Un tournant dans la lutte contre les groupes armés au lac Tchad
Depuis avril 2025, les opérations menées par l’armée nigériane contre Boko Haram et l’ISWAP dans le Nord-Est entrent dans une phase décisive. Les chiffres révélés lors du passage de relais à la tête de l’opération HADIN KAI à Maiduguri témoignent d’un recul sans précédent des groupes jihadistes. Avec plus de 1 100 combattants neutralisés, la pression militaire s’intensifie, mais les réactions des populations et des observateurs soulèvent des questions cruciales sur l’avenir de la région.
Quels sont les enseignements des derniers affrontements ?
Les offensives terrestres et aériennes ciblant les bastions de Boko Haram et de l’ISWAP, notamment dans la forêt de Sambisa, les monts Mandara et aux abords du lac Tchad, ont porté un coup dur aux structures logistiques des insurgés. Le général Abdulsalam Abubakar a détaillé les pertes matérielles subies : 475 armes saisies, allant des fusils d’assaut aux armes lourdes, ainsi que la neutralisation de 295 engins explosifs improvisés (EEI). Ces résultats illustrent l’efficacité des stratégies combinées, mais aussi la résilience des groupes armés, toujours capables de frapper en embuscade.

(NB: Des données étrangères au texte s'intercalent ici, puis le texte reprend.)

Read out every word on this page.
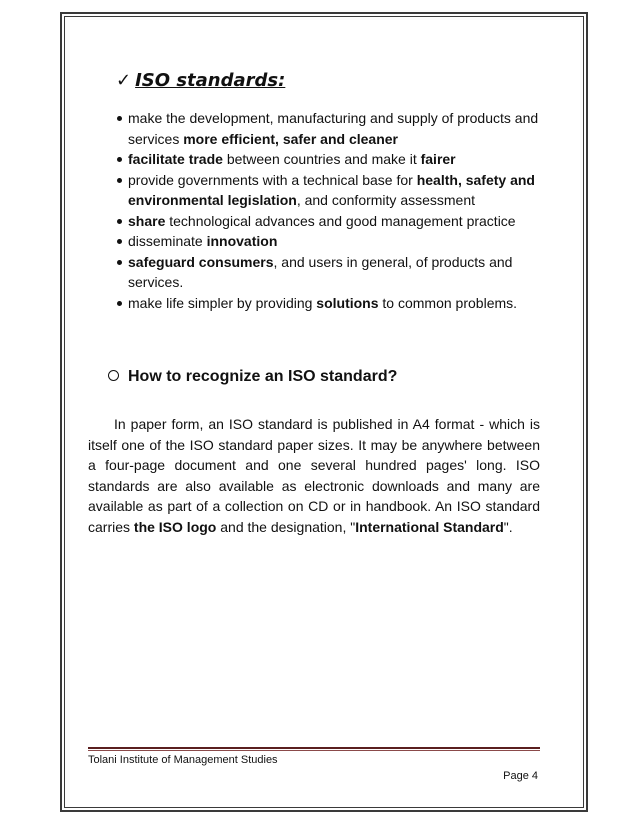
✓ ISO standards:
make the development, manufacturing and supply of products and services more efficient, safer and cleaner
facilitate trade between countries and make it fairer
provide governments with a technical base for health, safety and environmental legislation, and conformity assessment
share technological advances and good management practice
disseminate innovation
safeguard consumers, and users in general, of products and services.
make life simpler by providing solutions to common problems.
How to recognize an ISO standard?

In paper form, an ISO standard is published in A4 format - which is itself one of the ISO standard paper sizes. It may be anywhere between a four-page document and one several hundred pages' long. ISO standards are also available as electronic downloads and many are available as part of a collection on CD or in handbook. An ISO standard carries the ISO logo and the designation, "International Standard".

Tolani Institute of Management Studies
Page 4
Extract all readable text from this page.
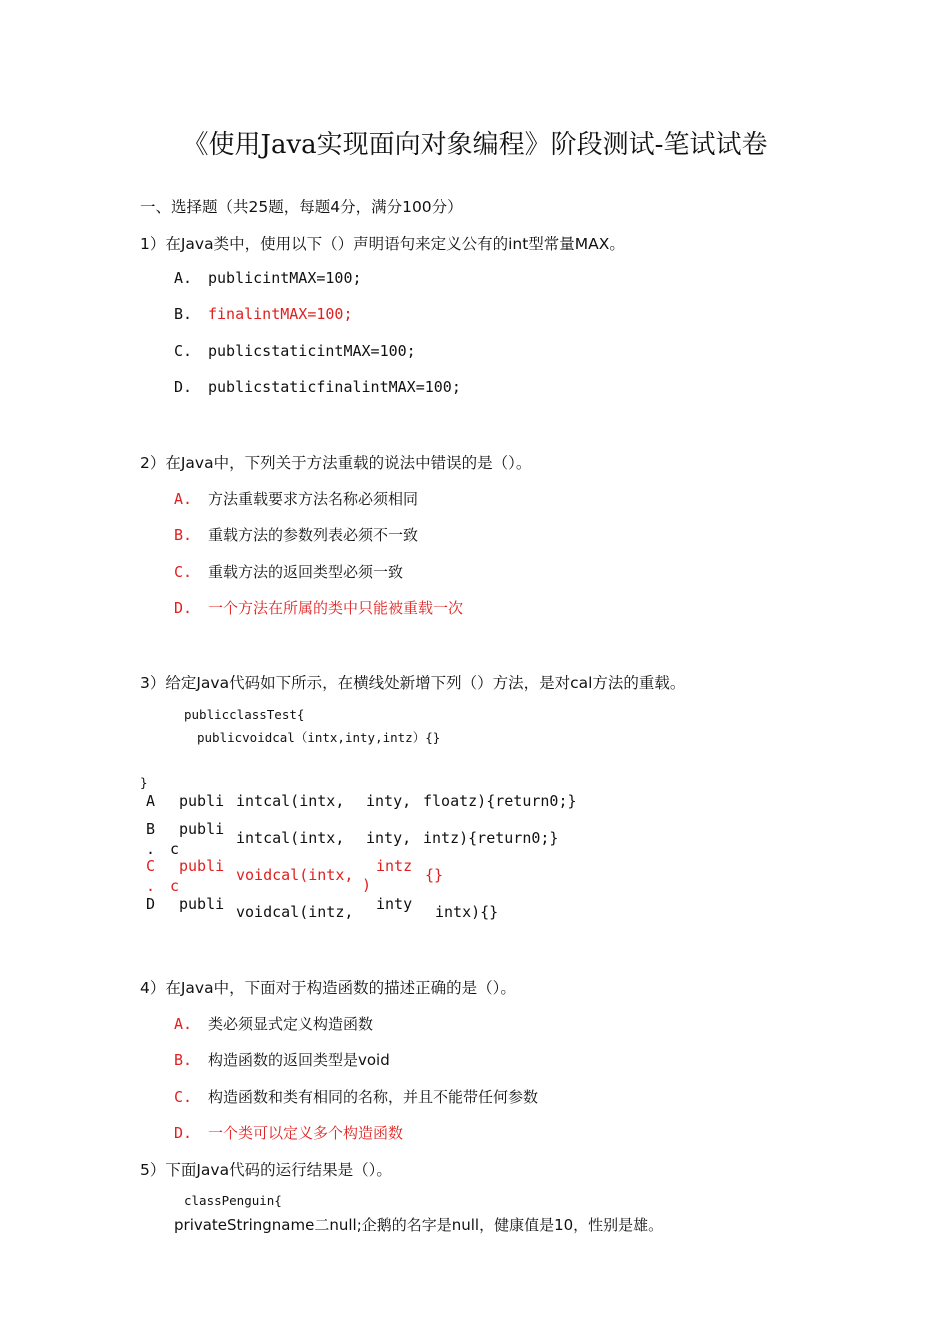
《使用Java实现面向对象编程》阶段测试-笔试试卷
一、选择题（共25题，每题4分，满分100分）
1）在Java类中，使用以下（）声明语句来定义公有的int型常量MAX。
A. publicintMAX=100;
B. finalintMAX=100;
C. publicstaticintMAX=100;
D. publicstaticfinalintMAX=100;
2）在Java中，下列关于方法重载的说法中错误的是（）。
A. 方法重载要求方法名称必须相同
B. 重载方法的参数列表必须不一致
C. 重载方法的返回类型必须一致
D. 一个方法在所属的类中只能被重载一次
3）给定Java代码如下所示，在横线处新增下列（）方法，是对cal方法的重载。
publicclassTest{
publicvoidcal（intx,inty,intz）{}
}
A publi intcal(intx, inty, floatz){return0;}
B
.
publi
c
intcal(intx, inty, intz){return0;}
C
.
publi
c
voidcal(intx, intz
)
{}
D publi voidcal(intz, inty intx){}
4）在Java中，下面对于构造函数的描述正确的是（）。
A. 类必须显式定义构造函数
B. 构造函数的返回类型是void
C. 构造函数和类有相同的名称，并且不能带任何参数
D. 一个类可以定义多个构造函数
5）下面Java代码的运行结果是（）。
classPenguin{
privateStringname二null;企鹅的名字是null，健康值是10，性别是雄。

Un démantèlement progressif des réseaux de soutien
Au-delà des combats, les unités de renseignement ont joué un rôle clé dans l’affaiblissement des jihadistes. L’arrestation de 758 collaborateurs présumés, souvent chargés de ravitailler les combattants, a contribué à asphyxier financièrement et opérationnellement les deux groupes. Ces arrestations, couplées à la montée des redditions (969 cas enregistrés), marquent un tournant dans la dynamique du conflit.
Le sort des populations : entre libération et reconstruction
Parmi les avancées les plus marquantes figurait la libération de 638 civils, majoritairement des femmes et des enfants enlevés lors de raids précédents. Leur retour vers la société civile représente un défi humanitaire majeur. Les programmes de désarmement, démobilisation et réintégration (DDR) sont désormais sollicités pour accompagner ces rescapés, dont certains nécessitent une prise en charge médicale et psychologique lourde.
Les autorités militaires ont rappelé que plus de deux millions de personnes ont été déplacées depuis 2009, un chiffre qui rappelle l’ampleur de la crise. La sécurisation des zones libérées et le retour des populations déplacées restent des priorités pour éviter que le vide ne soit comblé par de nouvelles exactions.
Les défis de l’après-HADIN KAI : entre victoires tactiques et incertitudes stratégiques
Le changement de commandement à la tête de l’opération HADIN KAI survient à un moment charnière. Si les chiffres sont encourageants, les défis persistent. L’ISWAP, dissidence de Boko Haram affiliée à l’État islamique, maintient une capacité opérationnelle grâce à des tactiques d’évitement et des attaques sporadiques. La question de la stabilisation à long terme se pose : comment ancrer durablement la paix dans une région où les cicatrices de la guerre restent profondes ?
Les gouvernements locaux et les acteurs humanitaires devront travailler de concert pour reconstruire les infrastructures détruites, relancer les économies locales et, surtout, restaurer la confiance des communautés. Les prochains mois seront déterminants pour vérifier si les avancées militaires peuvent se traduire en une paix durable.